With one impulse “The Greatest of All” blazed into glory. Great searchlights on far mountain tops traversed the distances; millions of colored stars trailed into the waters; music from a thousand instruments lulled the senses into sweet repose.
“After all, there is one thing that remains unchanged through the centuries,” spoke the man, musingly.
“And that?”
“Is true love, dearest!”
MARY F. ARNOLD,
904 South Center Street, Terre Haute, IN
Continue reading:
Third Prize: “Yesterday at the Exposition [From the Times-Herald, June 27, 2000]” by L. Frank Baum COMING SOON
NOTES
[1] This description of an imagined “Chicago Building” evokes the proposed Chicago Civic Center, a centerpiece of Daniel Burnham and Edward H. Bennett’s renowned 1909 Plan of Chicago.
[2] The Court of Honor at the 1893 World’s Fair in Chicago featured a group of Beaux Arts white palaces lining the Grand Basin.
[3] Wheeled chairs, more often called rolling chairs, pushed by attendants were a popular way to see the fairgrounds of the 1893 World’s Columbian Exposition in Chicago. Arnold’s vision of electric-powered wheeled chairs seems to anticipate the automobile.
[4] Flying cars appeared in speculative fiction well before the advent of the automobile. Perhaps a ride on the Ferris Wheel at the 1893 World’s Fair inspired some to think of “aerial cars” that floated above the city?
[5] The U.S. had purchased Alaska from Russia in 1867; it became a U.S. territory in 1912 and a state in 1959.
[6] Even before the Cuban War of Independence began in 1895, the U.S. government had aspired to bring Cuba into its commercial sphere.
[7] In 1895, the U.S was pulled into the land dispute between Great Britain and Venezuela.
[8] Queen Victoria ruled the U.K. until her death on January 22, 1901, but, of course, she was not the last of the British royalty.
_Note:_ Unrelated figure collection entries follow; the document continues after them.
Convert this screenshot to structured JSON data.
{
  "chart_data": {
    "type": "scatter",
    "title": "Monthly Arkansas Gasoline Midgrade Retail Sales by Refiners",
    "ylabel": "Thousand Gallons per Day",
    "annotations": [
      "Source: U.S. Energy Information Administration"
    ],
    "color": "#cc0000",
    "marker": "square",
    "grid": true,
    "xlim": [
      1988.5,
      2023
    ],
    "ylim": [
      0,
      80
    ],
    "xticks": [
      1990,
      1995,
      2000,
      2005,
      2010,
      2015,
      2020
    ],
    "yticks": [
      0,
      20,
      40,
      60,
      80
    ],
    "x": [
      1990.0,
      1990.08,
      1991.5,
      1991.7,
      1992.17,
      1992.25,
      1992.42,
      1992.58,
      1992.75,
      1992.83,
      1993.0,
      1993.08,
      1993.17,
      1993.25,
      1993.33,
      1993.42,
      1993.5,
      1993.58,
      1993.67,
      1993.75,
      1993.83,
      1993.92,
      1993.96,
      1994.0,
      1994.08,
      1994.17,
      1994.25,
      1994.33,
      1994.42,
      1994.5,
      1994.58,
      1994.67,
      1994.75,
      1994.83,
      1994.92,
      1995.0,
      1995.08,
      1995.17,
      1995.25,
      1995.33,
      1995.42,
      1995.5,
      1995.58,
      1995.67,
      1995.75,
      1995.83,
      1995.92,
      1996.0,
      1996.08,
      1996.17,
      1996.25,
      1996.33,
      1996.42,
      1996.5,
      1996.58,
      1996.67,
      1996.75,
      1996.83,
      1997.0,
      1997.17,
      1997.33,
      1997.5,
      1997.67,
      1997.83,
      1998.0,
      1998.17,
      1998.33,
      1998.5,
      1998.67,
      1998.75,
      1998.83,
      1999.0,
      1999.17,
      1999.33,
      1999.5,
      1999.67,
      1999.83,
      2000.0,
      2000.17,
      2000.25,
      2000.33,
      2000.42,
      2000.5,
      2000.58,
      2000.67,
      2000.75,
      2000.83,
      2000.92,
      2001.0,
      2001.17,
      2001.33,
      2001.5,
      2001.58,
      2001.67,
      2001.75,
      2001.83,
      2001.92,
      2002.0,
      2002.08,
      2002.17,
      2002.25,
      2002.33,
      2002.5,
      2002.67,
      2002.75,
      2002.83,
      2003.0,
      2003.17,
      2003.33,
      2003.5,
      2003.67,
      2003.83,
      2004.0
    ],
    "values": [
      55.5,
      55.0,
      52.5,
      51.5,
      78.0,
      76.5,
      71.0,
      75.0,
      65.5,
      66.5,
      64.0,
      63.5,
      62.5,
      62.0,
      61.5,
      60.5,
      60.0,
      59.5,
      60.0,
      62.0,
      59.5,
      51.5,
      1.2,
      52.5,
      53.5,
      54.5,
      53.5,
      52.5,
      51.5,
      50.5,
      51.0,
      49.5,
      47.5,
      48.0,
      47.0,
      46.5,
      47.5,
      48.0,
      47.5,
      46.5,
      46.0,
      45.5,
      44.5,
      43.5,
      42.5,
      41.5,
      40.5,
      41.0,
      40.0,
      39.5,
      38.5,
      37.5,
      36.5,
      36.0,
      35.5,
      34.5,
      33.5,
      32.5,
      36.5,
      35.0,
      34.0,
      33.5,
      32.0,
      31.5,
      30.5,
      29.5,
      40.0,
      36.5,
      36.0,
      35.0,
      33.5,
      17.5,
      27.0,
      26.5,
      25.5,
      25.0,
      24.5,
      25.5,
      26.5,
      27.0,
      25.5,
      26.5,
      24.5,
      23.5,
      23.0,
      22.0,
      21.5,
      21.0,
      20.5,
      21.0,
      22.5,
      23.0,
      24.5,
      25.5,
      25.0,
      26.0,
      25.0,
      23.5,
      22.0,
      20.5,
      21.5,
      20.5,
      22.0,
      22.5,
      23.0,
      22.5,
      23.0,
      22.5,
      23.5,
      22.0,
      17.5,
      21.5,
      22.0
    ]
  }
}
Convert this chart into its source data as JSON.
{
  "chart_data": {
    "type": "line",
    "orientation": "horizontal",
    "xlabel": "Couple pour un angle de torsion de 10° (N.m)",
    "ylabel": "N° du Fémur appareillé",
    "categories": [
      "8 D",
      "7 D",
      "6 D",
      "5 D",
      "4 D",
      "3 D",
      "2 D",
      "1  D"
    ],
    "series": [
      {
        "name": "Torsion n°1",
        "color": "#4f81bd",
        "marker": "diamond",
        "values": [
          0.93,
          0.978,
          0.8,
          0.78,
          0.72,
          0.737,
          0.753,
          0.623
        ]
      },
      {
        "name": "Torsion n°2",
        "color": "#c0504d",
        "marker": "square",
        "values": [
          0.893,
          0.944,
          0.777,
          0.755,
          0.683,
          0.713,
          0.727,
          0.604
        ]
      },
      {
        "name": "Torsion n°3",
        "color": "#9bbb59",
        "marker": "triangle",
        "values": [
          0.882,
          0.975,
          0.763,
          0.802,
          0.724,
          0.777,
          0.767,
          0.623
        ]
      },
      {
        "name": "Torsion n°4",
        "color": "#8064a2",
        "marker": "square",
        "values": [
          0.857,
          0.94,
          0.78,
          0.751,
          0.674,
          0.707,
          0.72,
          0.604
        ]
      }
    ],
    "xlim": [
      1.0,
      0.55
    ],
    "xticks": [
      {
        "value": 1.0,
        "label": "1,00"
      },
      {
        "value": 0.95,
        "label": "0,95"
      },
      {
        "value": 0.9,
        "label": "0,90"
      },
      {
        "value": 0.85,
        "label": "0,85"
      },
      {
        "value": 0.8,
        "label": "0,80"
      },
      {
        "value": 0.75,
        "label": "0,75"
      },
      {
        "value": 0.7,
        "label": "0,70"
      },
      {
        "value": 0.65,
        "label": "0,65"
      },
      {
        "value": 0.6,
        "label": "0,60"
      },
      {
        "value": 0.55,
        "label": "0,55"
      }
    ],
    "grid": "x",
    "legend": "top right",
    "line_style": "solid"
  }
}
[9] A forty-story building would be only about twice the height of Chicago’s tallest building in 1896, the Masonic Temple (1892). By the year 2000, buildings exceeding eighty floors had been built.
[10] In 1896, even grade-school science would advise against eating elemental sodium, which reacts violently with water! The author likely meant sodium chloride.
[11] The idea of food pills has appeared in futurist literature since at least 1877. L. Frank Baum in his later writings also imagined pills replacing food. In his Oz novel The Patchwork Girl of Oz (1913), he wrote about Square Meal Tablets, each one being “the same as a dish of soup, a fried fish, a mutton pot-pie, lobster salad, charlotte russe and lemon jelly.” He described a less tasty version of food pills in his science fiction novel The Master Key (1901), writing that “within each tablet are stored certain elements of electricity which are capable of nourishing a human body for a full day.”
[12] An exact miniature reproduction of the White City was constructed by George Ferris and other investors and exhibited for many years after the 1893 World’s Fair.
[13] The laws of thermodynamics establish that perpetual motions machines are impossible, and even by 1896 a long list of failures and frauds had ended up on the junk pile. Still, proponents of perpetual motion continued through 2000 and beyond.